Sir,

The paper by Yusuf et al1 describing cases of transient artery occlusion following phacoemulsification surgery provides an important addition to the differential for visual loss following cataract extraction, and in their subsequent letter2 they suggest prospective case finding to establish what risk factors might be associated with this phenomenon. They state that OCT ‘may provide the only objective evidence of TRAO, particularly in patients not presenting in the immediate post-operative period’. Unless patients are seen acutely when the characteristic inner retinal thickening may be evident, OCT changes may be quite subtle until inner retinal atrophy develops some time later. A modality that may be helpful in this intermediate period is electroretinography, which provides objective assessment of function, with some localisation of dysfunction. The full-field flash electroretinogram (ERG) can discern inner retinal dysfunction (by selective impairment of the b-wave in comparison with a relatively preserved a-wave, giving an electronegative ERG,3 and also, more recently described, by reduction of the photopic negative response4).
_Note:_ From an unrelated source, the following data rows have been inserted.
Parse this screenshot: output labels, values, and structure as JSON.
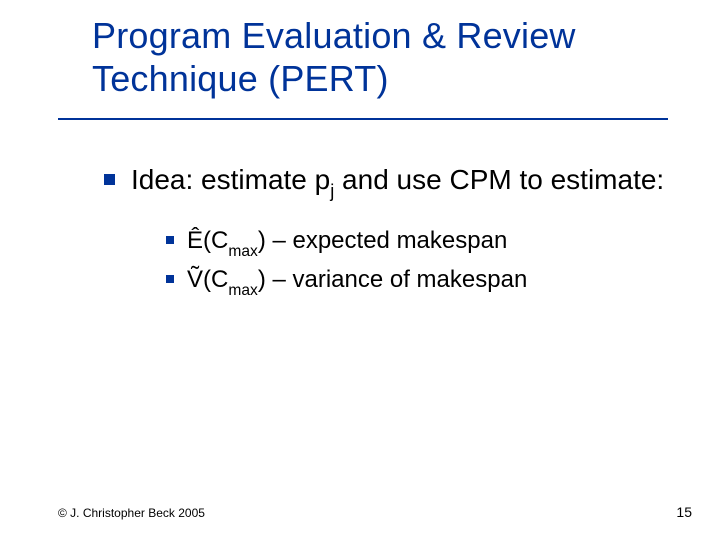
{
  "colors": {
    "title": "#003399",
    "underline": "#003399",
    "bullet": "#003399",
    "text": "#000000",
    "background": "#ffffff"
  },
  "title": "Program Evaluation & Review Technique (PERT)",
  "main_bullet": {
    "prefix": "Idea: estimate p",
    "sub1": "j",
    "mid": " and use CPM to estimate:"
  },
  "sub_bullets": [
    {
      "lead": "Ê(C",
      "sub": "max",
      "tail": ") – expected makespan"
    },
    {
      "lead": "Ṽ(C",
      "sub": "max",
      "tail": ") – variance of makespan"
    }
  ],
  "footer": "© J. Christopher Beck 2005",
  "page": "15",
  "typography": {
    "title_fontsize": 36,
    "l1_fontsize": 28,
    "l2_fontsize": 24,
    "footer_fontsize": 12,
    "page_fontsize": 14,
    "font_family": "Verdana"
  }
}
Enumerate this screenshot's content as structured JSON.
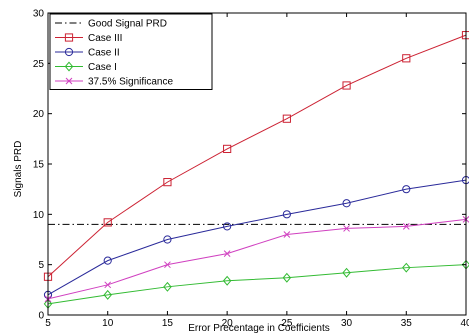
{
  "chart_data": {
    "type": "line",
    "title": "",
    "xlabel": "Error Precentage in Coefficients",
    "ylabel": "Signals PRD",
    "xlim": [
      5,
      40
    ],
    "ylim": [
      0,
      30
    ],
    "xticks": [
      5,
      10,
      15,
      20,
      25,
      30,
      35,
      40
    ],
    "yticks": [
      0,
      5,
      10,
      15,
      20,
      25,
      30
    ],
    "grid": false,
    "legend_position": "top-left",
    "x": [
      5,
      10,
      15,
      20,
      25,
      30,
      35,
      40
    ],
    "series": [
      {
        "name": "Good Signal PRD",
        "style": "dash-dot",
        "marker": "none",
        "color": "#000000",
        "values": [
          9,
          9,
          9,
          9,
          9,
          9,
          9,
          9
        ]
      },
      {
        "name": "Case III",
        "style": "solid",
        "marker": "square",
        "color": "#cc2233",
        "values": [
          3.8,
          9.2,
          13.2,
          16.5,
          19.5,
          22.8,
          25.5,
          27.8
        ]
      },
      {
        "name": "Case II",
        "style": "solid",
        "marker": "circle",
        "color": "#2a2a9a",
        "values": [
          2.0,
          5.4,
          7.5,
          8.8,
          10.0,
          11.1,
          12.5,
          13.4
        ]
      },
      {
        "name": "Case I",
        "style": "solid",
        "marker": "diamond",
        "color": "#33bb33",
        "values": [
          1.1,
          2.0,
          2.8,
          3.4,
          3.7,
          4.2,
          4.7,
          5.0
        ]
      },
      {
        "name": "37.5% Significance",
        "style": "solid",
        "marker": "x",
        "color": "#d040c0",
        "values": [
          1.6,
          3.0,
          5.0,
          6.1,
          8.0,
          8.6,
          8.8,
          9.5
        ]
      }
    ]
  }
}
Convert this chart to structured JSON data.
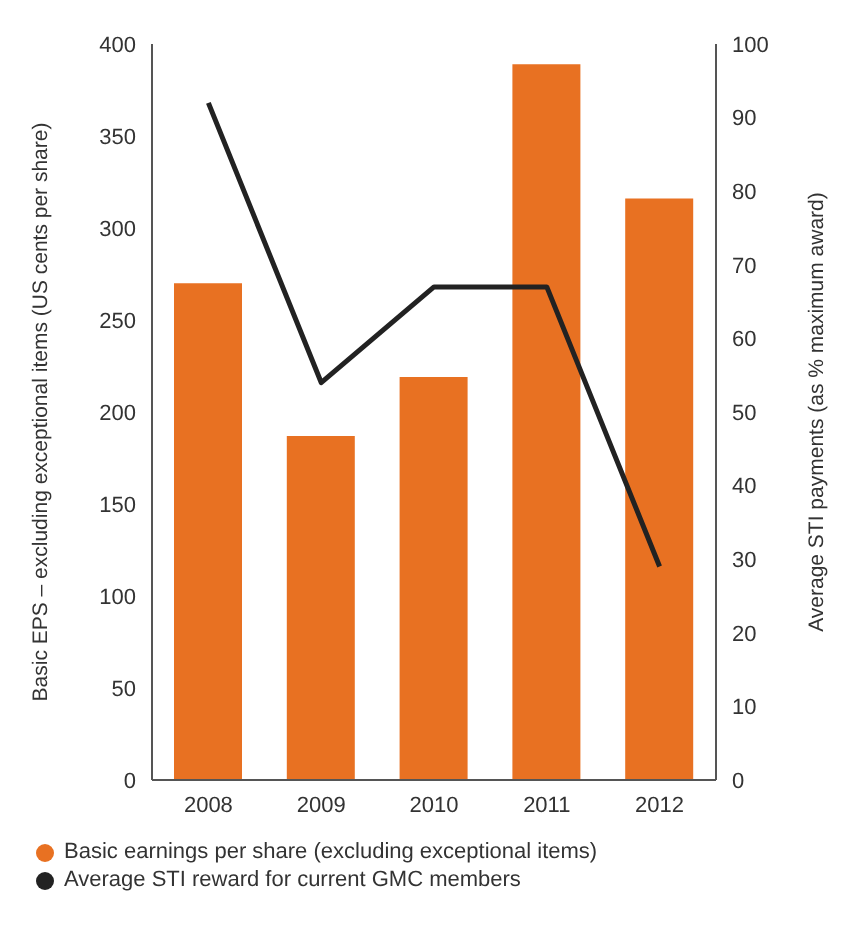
{
  "chart_data": {
    "type": "bar",
    "categories": [
      "2008",
      "2009",
      "2010",
      "2011",
      "2012"
    ],
    "series": [
      {
        "name": "Basic earnings per share (excluding exceptional items)",
        "color": "#e87122",
        "values": [
          270,
          187,
          219,
          389,
          316
        ]
      },
      {
        "name": "Average STI reward for current GMC members",
        "type": "line",
        "axis": "y2",
        "color": "#222222",
        "values": [
          92,
          54,
          67,
          67,
          29
        ]
      }
    ],
    "ylabel": "Basic EPS – excluding exceptional items (US cents per share)",
    "y2label": "Average STI payments (as % maximum award)",
    "ylim": [
      0,
      400
    ],
    "yticks": [
      0,
      50,
      100,
      150,
      200,
      250,
      300,
      350,
      400
    ],
    "y2lim": [
      0,
      100
    ],
    "y2ticks": [
      0,
      10,
      20,
      30,
      40,
      50,
      60,
      70,
      80,
      90,
      100
    ],
    "legend": "bottom left"
  }
}
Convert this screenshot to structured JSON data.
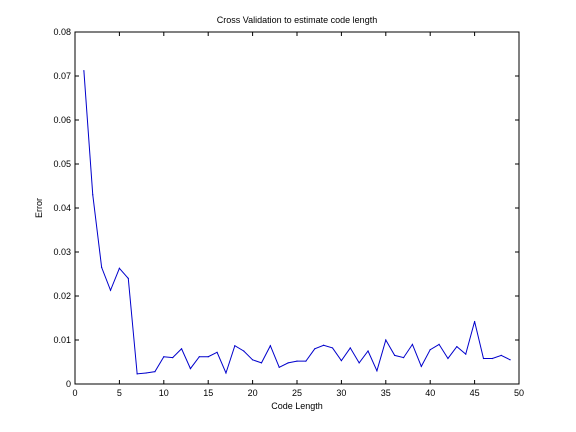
{
  "chart_data": {
    "type": "line",
    "title": "Cross Validation to estimate code length",
    "xlabel": "Code Length",
    "ylabel": "Error",
    "xlim": [
      0,
      50
    ],
    "ylim": [
      0,
      0.08
    ],
    "xticks": [
      "0",
      "5",
      "10",
      "15",
      "20",
      "25",
      "30",
      "35",
      "40",
      "45",
      "50"
    ],
    "yticks": [
      "0",
      "0.01",
      "0.02",
      "0.03",
      "0.04",
      "0.05",
      "0.06",
      "0.07",
      "0.08"
    ],
    "grid": false,
    "series": [
      {
        "color": "#0000cc",
        "x": [
          1,
          2,
          3,
          4,
          5,
          6,
          7,
          8,
          9,
          10,
          11,
          12,
          13,
          14,
          15,
          16,
          17,
          18,
          19,
          20,
          21,
          22,
          23,
          24,
          25,
          26,
          27,
          28,
          29,
          30,
          31,
          32,
          33,
          34,
          35,
          36,
          37,
          38,
          39,
          40,
          41,
          42,
          43,
          44,
          45,
          46,
          47,
          48,
          49
        ],
        "y": [
          0.0712,
          0.043,
          0.0265,
          0.0213,
          0.0263,
          0.024,
          0.0023,
          0.0025,
          0.0028,
          0.0062,
          0.006,
          0.008,
          0.0035,
          0.0062,
          0.0062,
          0.0072,
          0.0025,
          0.0087,
          0.0075,
          0.0055,
          0.0048,
          0.0087,
          0.0038,
          0.0048,
          0.0052,
          0.0052,
          0.008,
          0.0088,
          0.0082,
          0.0053,
          0.0082,
          0.0048,
          0.0075,
          0.003,
          0.01,
          0.0065,
          0.006,
          0.009,
          0.004,
          0.0078,
          0.009,
          0.0058,
          0.0085,
          0.0068,
          0.0142,
          0.0058,
          0.0058,
          0.0065,
          0.0055
        ]
      }
    ]
  }
}
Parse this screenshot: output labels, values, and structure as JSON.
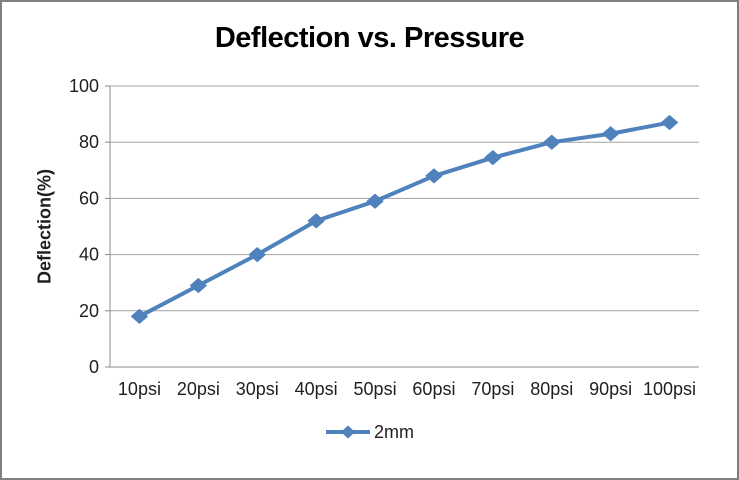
{
  "window": {
    "background": "#FFFFFF",
    "border_color": "#7F7F7F"
  },
  "chart_data": {
    "type": "line",
    "title": "Deflection vs. Pressure",
    "ylabel": "Deflection(%)",
    "xlabel": "",
    "categories": [
      "10psi",
      "20psi",
      "30psi",
      "40psi",
      "50psi",
      "60psi",
      "70psi",
      "80psi",
      "90psi",
      "100psi"
    ],
    "series": [
      {
        "name": "2mm",
        "color": "#4F81BD",
        "marker": "diamond",
        "values": [
          18,
          29,
          40,
          52,
          59,
          68,
          74.5,
          80,
          83,
          87
        ]
      }
    ],
    "ylim": [
      0,
      100
    ],
    "yticks": [
      0,
      20,
      40,
      60,
      80,
      100
    ],
    "grid": "horizontal-major",
    "legend_position": "bottom-center"
  },
  "colors": {
    "series": "#4F81BD",
    "gridline": "#A3A3A3",
    "axis": "#8C8C8C",
    "tick_text": "#1F1F1F",
    "title_text": "#000000"
  }
}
Electrodiagnostic testing is not as readily available as OCT, so this may not be always feasible. The development of handheld devices may allow more widespread use,5 although recordings using these devices may need greater validation. Also, more localised arteriolar insufficiency may not be detected so sensitively by full-field techniques, in which case multifocal electroretinography can be helpful. This highlights the likely added value of using objective tests of retinal function in conjunction with high-resolution imaging of retinal structure; the latter is not always abnormal when function can be markedly impaired.